At first glance, Eq. 15.17 doesn’t look quantum-mechanical, because it does not appear to contain
Planck’s constant,
h. However, closer inspection reveals that the variable
x in the equation, defined on the previous page (Eq. 15.15), does indeed contain
h. Russ and I don’t derive the Klein-Nishina formula, nor do we give much background about it. Yet, this equation played an important role in the development of
quantum mechanics, and specifically of
quantum electrodynamics.
In the book
Nishina Memorial Lectures: Creators of Modern Physics, the Nobel Prize winning physicist
Chen Ning Yang wrote a chapter about “The Klein-Nishina Formula and Quantum Electrodynamics.”
One of the greatest scientific revolutions in the history of mankind was the development of Quantum Mechanics. Its birth was a very difficult process, extending from Planck’s paper of 1900 to the papers of Einstein, Bohr, Heisenberg, Schrodinger, Dirac, and many others. After 1925–1927, a successful theory was in place, explaining many complicated phenomena in atomic spectra. Then attention moved to higher energy phenomena. It was in this period, 1928–1932, full of great ideas and equally great confusions, that the Klein-Nishina formula played a crucial role. The formula was published in 1929, in the journals Nature and Z. Physik. It dealt with the famous classical problem of the scattering of light rays by a charged particle…
Oskar Klein and Yoshio Nishina derived their formula starting from the
Dirac equation, which is a relativistic version of
Schrodinger’s equation for an electron, including the effect of
spin. During the summer of 1928, Klein and Nishina performed the lengthy calculations necessary to derive their formula. They would work independently during the day, and then compare results each evening (as Russ and I say, the calculation is “fairly complicated”). The final result was published in the German journal
Zeit. f. Phys. (“Streuung von Strahlung durch freie Elektronen nach der neuen relativistischen Quantendynamik von Dirac,” Volume 52, Pages 853–868, 1929). I don’t read German, so I can’t enjoy the original.

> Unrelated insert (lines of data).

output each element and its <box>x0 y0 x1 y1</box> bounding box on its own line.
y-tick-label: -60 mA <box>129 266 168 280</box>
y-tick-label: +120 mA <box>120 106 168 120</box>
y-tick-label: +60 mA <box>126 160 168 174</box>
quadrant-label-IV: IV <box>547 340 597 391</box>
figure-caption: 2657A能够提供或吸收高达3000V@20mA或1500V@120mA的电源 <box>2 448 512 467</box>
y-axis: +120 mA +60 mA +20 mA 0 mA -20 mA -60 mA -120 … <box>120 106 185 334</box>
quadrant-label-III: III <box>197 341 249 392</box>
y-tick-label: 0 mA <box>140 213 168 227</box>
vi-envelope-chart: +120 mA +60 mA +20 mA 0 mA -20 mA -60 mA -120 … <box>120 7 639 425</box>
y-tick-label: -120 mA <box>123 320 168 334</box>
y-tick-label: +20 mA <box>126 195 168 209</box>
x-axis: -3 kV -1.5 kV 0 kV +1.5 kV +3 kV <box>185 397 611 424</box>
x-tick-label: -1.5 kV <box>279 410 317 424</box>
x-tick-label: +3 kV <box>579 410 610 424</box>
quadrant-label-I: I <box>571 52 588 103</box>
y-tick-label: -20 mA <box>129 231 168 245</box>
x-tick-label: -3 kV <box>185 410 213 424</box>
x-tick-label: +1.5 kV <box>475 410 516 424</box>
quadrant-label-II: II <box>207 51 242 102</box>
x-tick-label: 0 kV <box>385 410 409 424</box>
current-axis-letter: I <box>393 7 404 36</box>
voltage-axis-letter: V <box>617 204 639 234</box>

Later, the theory of Quantum Electrodynamics (QED) was developed to more completely describe the quantum mechanical interactions of electrons and photons. For an elementary introduction to this subject, see
Richard Feynmann’s book
QED. (Although I took several semesters of quantum mechanics in graduate school, I never really mastered quantum electrodynamics.) When the problem of the scattering of light by electrons was reexamined using QED, the result was identical to the Klein-Nishina formula derived earlier. To learn more about how these results were obtained, see “The Road to Stueckelberg's Covariant Perturbation Theory as Illustrated by Successive Treatments of Compton Scattering,” by J. Lacki, H. Ruegg, and V. Telegdi (
http://arxiv.org/abs/physics/9903023). But beware, the paper is quite mathematical and not for the faint of heart.
Who were the two men who derived this formula?
Oskar Klein (1894–1977) was a Swedish theoretical physicist. He is known for the
Kaluza-Klein theory, the
Klein-Gordon equation, and the
Klein paradox.
Yoshio Nishina (1890–1951) was a Japanese physicist. He was a friend of
Niels Bohr, and a close associate of
Albert Einstein. The crater
Nishina on the Moon is named in his honor. During World War II he was the head of the
Japanese atomic program.
Let me share one last anecdote about Klein, Nishina, and
Paul Dirac that I find amusing. Gosta Ekspong tells the story in his chapter “The Klein-Nishina Formula,” in the book
The Oskar Klein Memorial Lectures.
When Dirac paid a short visit to Copenhagen in 1928, he met Klein and Nishina. The three of them were once conferring in the library of the Bohr Institute. Dirac was a man of few words, so when the remark came from Nishina that he had found an error of sign in the new Dirac paper on the electron, Dirac drily answered: “But the result is correct.” Nishina, in an attempt to be helpful, said: “There must be two mistakes,” only to get Dirac’s reply that “there must be an even number of mistakes.”